Hypoxia-Dependent Regulation of β-Catenin by the Orphan Nuclear Receptor Nur77

Abstract

It has become increasingly recognized the importance of tumor microenvironment in cancer initiation and progression. The microenvironment of solid tumors contains regions of poor oxygenation as a result of hypoxia. Nur77, an orphan nuclear receptor, can play multiple roles in cell survival and apoptosis in a cell-context dependent manner. Nur77 is activated in colon cancers and in the large majority of cases by an increased or altered expression. Since Nur77 gene amplification is a rare event, the mechanisms underlying Nur77 protein expression in colon tumors remain obscure. Here we showed that hypoxia activated the expression of Nur77, resulting in higher levels of Nur77 protein and mRNA. We also showed for the first time that Nur77 overexpression resulted in an upregulation of β-catenin expression under hypoxia. Knockdown of Nur77 using small interfering RNA significantly inhibited the activation of β-catenin, confirming that the effect was Nur77 specific.
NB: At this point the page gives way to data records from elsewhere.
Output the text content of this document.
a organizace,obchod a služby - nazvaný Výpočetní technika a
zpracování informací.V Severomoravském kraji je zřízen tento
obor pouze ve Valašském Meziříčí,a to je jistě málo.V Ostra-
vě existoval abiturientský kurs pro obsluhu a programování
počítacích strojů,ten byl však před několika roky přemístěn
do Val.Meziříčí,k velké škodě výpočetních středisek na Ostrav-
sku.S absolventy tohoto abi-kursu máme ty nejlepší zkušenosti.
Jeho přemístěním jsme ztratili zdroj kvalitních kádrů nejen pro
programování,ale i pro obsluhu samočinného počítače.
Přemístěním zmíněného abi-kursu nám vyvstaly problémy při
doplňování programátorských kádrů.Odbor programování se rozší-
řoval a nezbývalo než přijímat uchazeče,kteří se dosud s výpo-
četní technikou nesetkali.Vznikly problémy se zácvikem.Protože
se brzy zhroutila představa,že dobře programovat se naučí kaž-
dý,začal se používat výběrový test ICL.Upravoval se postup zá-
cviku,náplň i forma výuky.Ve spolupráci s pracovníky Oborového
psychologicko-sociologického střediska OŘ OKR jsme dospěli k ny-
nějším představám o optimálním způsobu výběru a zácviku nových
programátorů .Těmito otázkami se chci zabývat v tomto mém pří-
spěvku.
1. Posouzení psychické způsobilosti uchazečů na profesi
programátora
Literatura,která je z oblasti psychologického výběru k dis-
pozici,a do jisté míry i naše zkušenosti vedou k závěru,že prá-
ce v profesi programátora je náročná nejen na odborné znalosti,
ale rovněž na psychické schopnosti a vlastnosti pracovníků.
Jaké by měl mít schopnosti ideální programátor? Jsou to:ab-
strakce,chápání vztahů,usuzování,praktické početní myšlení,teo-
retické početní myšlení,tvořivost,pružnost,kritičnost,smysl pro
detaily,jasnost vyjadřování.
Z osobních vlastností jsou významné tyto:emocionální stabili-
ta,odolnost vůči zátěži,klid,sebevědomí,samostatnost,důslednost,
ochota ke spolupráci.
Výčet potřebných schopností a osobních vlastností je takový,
Using paired colon carcinoma cell lines and various mutant constructs, we provided evidence that the Nur77-induced β-catenin expression at the levels achieved by hypoxia was independent of both p53 and APC, which are components of two major pathways for β-catenin degradation. Moreover, Nur77 lacking the DNA binding domain failed to regulate the expression of β-catenin, suggesting that nuclear Nur77 is important for this regulation. These results may provide a molecular basis for overexpression of Nur77 in colon cancer and a novel regulatory mechanism that regulates cell survival and death.